I took to the air the other day, with a crowd of strangers. I flew west.
This was my first air travel experience using the Smart Alec. I was keen to find out whether it lived up to my hefty expectations. If you’d like to read about my expectations, go and read my five thousand word review of the Smart Alec. Seriously, that’s how long it is. In depth. No, you have a problem.
I’m a giant fan of people reviewing gear that they’ve actually used for a decent amount of time, and then re-reviewing it a while later to say how it’s doing. Reviews without any experience might as well be extended PR pitches, usually. So consider this my Smart Alec check-in. I’m mostly interested in how well it did as a bag for a short business trip by plane. But before that I might as well fill you in on how it’s been doing in day-to-day use.
In brief: I’ve used the Smart Alec daily since my previous review, and everything positive I’ve said about it still stands.
Here are a couple of observations:
- I’m not sure if I’ve been taking extra good care of it, or if it’s just built that way, but it looks about as good as the day I bought it. It hasn’t even succumbed to the regular backpack slump.
- With a bag like the Smart Alec, it’s easy to overload it. I started out carrying around probably 30lb of stuff I “might need”. Eventually, I realized it never saw the light of day, so now I carry much less. The tightening capability of the Smart Alec means that it’s still a nice compact shape on my back.

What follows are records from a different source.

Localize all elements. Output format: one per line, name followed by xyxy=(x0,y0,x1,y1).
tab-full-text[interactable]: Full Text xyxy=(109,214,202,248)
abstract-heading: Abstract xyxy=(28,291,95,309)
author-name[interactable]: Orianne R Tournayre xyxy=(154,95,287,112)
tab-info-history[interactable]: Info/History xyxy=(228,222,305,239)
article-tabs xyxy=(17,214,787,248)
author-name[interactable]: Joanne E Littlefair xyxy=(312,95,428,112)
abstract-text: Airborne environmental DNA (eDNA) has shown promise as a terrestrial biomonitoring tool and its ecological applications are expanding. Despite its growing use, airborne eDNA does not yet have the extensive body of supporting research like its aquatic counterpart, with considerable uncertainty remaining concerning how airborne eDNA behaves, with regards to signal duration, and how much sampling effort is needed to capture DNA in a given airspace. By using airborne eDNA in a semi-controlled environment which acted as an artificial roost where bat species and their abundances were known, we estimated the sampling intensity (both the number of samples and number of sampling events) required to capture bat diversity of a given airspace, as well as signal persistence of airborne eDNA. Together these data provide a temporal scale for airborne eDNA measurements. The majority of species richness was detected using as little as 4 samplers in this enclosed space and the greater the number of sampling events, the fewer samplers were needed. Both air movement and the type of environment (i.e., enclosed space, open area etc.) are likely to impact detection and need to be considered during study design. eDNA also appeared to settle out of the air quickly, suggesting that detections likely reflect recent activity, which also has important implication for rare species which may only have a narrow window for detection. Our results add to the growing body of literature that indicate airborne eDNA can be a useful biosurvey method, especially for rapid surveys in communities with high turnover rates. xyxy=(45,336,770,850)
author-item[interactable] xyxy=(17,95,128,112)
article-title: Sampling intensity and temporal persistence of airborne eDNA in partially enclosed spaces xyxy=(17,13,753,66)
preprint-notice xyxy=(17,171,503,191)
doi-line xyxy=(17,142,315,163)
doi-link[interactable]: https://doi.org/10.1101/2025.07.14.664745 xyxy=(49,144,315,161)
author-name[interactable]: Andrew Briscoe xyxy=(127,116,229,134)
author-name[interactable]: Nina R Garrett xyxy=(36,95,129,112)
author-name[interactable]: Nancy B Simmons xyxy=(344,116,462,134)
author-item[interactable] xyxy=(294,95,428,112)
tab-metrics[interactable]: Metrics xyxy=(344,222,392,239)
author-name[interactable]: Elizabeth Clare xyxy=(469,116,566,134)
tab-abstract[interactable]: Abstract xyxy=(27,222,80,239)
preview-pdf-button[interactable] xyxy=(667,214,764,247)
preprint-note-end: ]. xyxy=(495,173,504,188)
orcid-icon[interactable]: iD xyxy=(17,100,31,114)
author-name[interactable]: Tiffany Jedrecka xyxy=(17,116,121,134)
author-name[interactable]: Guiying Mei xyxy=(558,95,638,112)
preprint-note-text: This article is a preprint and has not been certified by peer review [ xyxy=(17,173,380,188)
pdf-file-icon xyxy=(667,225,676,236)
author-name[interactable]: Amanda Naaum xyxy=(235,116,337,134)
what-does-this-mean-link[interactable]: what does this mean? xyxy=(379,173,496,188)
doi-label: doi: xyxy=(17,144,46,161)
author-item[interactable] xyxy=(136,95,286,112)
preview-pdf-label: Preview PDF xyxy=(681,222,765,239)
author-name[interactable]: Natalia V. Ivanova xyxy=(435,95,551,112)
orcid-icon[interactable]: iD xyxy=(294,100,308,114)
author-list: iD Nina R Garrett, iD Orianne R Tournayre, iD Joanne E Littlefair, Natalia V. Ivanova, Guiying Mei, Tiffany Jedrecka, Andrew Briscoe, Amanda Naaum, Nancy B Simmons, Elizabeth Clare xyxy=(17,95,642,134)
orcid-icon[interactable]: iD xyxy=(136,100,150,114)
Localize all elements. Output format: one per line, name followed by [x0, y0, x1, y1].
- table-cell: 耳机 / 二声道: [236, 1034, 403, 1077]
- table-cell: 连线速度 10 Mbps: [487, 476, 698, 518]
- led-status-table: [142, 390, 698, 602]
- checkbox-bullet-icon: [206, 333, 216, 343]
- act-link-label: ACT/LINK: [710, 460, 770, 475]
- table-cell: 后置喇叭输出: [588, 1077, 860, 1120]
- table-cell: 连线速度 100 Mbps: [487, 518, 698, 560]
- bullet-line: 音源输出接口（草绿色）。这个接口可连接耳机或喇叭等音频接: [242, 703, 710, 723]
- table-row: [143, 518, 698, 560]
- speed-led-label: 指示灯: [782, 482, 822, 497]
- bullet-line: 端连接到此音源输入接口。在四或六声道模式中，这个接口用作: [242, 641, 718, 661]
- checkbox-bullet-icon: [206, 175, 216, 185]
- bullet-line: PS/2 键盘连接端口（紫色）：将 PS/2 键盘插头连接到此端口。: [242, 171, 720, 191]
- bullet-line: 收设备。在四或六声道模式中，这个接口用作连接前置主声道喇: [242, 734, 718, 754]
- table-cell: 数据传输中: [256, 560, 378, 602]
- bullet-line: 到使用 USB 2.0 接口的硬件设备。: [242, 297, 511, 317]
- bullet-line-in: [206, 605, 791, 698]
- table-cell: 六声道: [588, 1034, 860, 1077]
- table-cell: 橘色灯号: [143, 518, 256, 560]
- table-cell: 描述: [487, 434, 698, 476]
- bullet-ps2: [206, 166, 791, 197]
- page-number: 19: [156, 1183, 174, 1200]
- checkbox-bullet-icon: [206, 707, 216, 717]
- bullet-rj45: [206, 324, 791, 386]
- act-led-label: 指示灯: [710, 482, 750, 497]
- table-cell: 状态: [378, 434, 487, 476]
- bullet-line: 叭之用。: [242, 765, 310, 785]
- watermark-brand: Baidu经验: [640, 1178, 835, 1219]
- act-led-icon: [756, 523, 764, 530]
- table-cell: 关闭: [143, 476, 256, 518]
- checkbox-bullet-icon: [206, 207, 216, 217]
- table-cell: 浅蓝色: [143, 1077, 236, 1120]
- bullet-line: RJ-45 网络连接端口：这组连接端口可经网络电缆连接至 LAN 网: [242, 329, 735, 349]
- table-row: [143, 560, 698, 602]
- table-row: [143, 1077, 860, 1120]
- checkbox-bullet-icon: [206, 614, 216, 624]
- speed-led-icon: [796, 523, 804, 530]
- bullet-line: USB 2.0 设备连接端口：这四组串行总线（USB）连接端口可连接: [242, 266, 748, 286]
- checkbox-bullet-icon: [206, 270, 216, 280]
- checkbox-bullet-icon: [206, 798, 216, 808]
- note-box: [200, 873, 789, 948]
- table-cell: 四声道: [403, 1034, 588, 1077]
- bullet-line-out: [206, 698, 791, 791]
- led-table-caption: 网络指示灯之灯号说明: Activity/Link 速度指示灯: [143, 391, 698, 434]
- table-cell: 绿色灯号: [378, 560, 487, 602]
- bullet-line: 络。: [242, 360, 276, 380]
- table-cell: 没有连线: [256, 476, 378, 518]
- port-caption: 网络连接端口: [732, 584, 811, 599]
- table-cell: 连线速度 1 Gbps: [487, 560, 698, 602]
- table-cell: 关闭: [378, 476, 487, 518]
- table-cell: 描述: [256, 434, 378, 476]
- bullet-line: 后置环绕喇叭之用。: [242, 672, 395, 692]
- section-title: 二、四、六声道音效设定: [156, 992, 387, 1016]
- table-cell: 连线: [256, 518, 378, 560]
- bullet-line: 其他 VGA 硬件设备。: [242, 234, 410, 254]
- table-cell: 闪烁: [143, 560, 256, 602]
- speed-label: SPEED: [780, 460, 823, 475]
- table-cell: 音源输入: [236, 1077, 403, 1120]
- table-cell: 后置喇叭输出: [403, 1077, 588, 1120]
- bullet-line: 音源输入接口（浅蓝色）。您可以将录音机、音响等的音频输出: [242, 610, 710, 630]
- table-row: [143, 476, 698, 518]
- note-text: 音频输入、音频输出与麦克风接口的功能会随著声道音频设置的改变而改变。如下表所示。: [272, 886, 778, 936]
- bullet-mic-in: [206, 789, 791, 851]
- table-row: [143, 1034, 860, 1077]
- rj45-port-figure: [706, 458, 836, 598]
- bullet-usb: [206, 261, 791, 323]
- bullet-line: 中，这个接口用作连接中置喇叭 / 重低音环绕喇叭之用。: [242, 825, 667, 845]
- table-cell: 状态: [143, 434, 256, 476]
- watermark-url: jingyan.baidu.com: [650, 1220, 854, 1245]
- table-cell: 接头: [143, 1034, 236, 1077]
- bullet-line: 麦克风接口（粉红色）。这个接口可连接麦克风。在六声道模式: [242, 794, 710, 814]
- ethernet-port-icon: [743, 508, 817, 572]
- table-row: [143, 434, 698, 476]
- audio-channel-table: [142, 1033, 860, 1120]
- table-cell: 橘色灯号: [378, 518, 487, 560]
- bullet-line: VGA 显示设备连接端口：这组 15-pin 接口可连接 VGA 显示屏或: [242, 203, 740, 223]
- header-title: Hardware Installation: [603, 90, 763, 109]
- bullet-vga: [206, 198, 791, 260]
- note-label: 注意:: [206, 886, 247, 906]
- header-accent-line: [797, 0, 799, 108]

- I’ve never encountered a situation yet where the bag didn’t handle what was asked of it (in terms of what I put in it, it isn’t making me coffee, or anything) and I think this is largely due to the flexibility of the big main compartment and expandable pockets.
So it does great as a day-to-day bag. But how does it do when flying? I was interested to know, especially because one of the add-ons I use with the bag is the Cache with Rails, which I talk about here. The Cache with Rails is specifically designed to be TSA checkpoint-friendly — you can pull it out of the bag, it’s still attached but it satisfies the requirements that you remove all laptops from bags before they go through the X-Ray machine.
Well, that’s all well and good, but in the security line I was in, everyone was putting everything in the trays. Are you supposed to drape the whole contraption across two trays? Go trayless and trust that nothing gets caught? It just stressed me out, so I removed the Cache completely, unclipping it, rendering the Rails useless.
In all honesty I can’t say the Cache is the best laptop case I’ve ever used. It’s still incredibly hard to get my MacBook out from it — a combination of a really snug fit and the smoothness of brushed aluminum in your hands means that it don’t come out easy.
Putting that aside, the Smart Alec is the best bag I’ve ever taken on a plane trip. That’s saying something, because I’ve taken a lot of different bags on planes, from plastic bags to industrial canvas laundry bags. Anything that improves the humiliating, dreary experience that flying has become is well worth it.
The way the top opening is configured is perfect. A great feature of the bag is it’ll stand up by itself (when packed) and you can open the top and access whatever is inside. Once you’re in the plane, you can put it under the seat in front and still have access to everything in the main compartment.
I easily managed to fit everything I needed for my trip inside, in a couple of packing cubes. The Smart Alec has this weird Tardis-like quality where you never quite fill it, no matter how much you put in there. I’d happily take it on a much longer trip.
The Smart Alec has proved itself for air travel. I’d still heartily recommend it to anyone.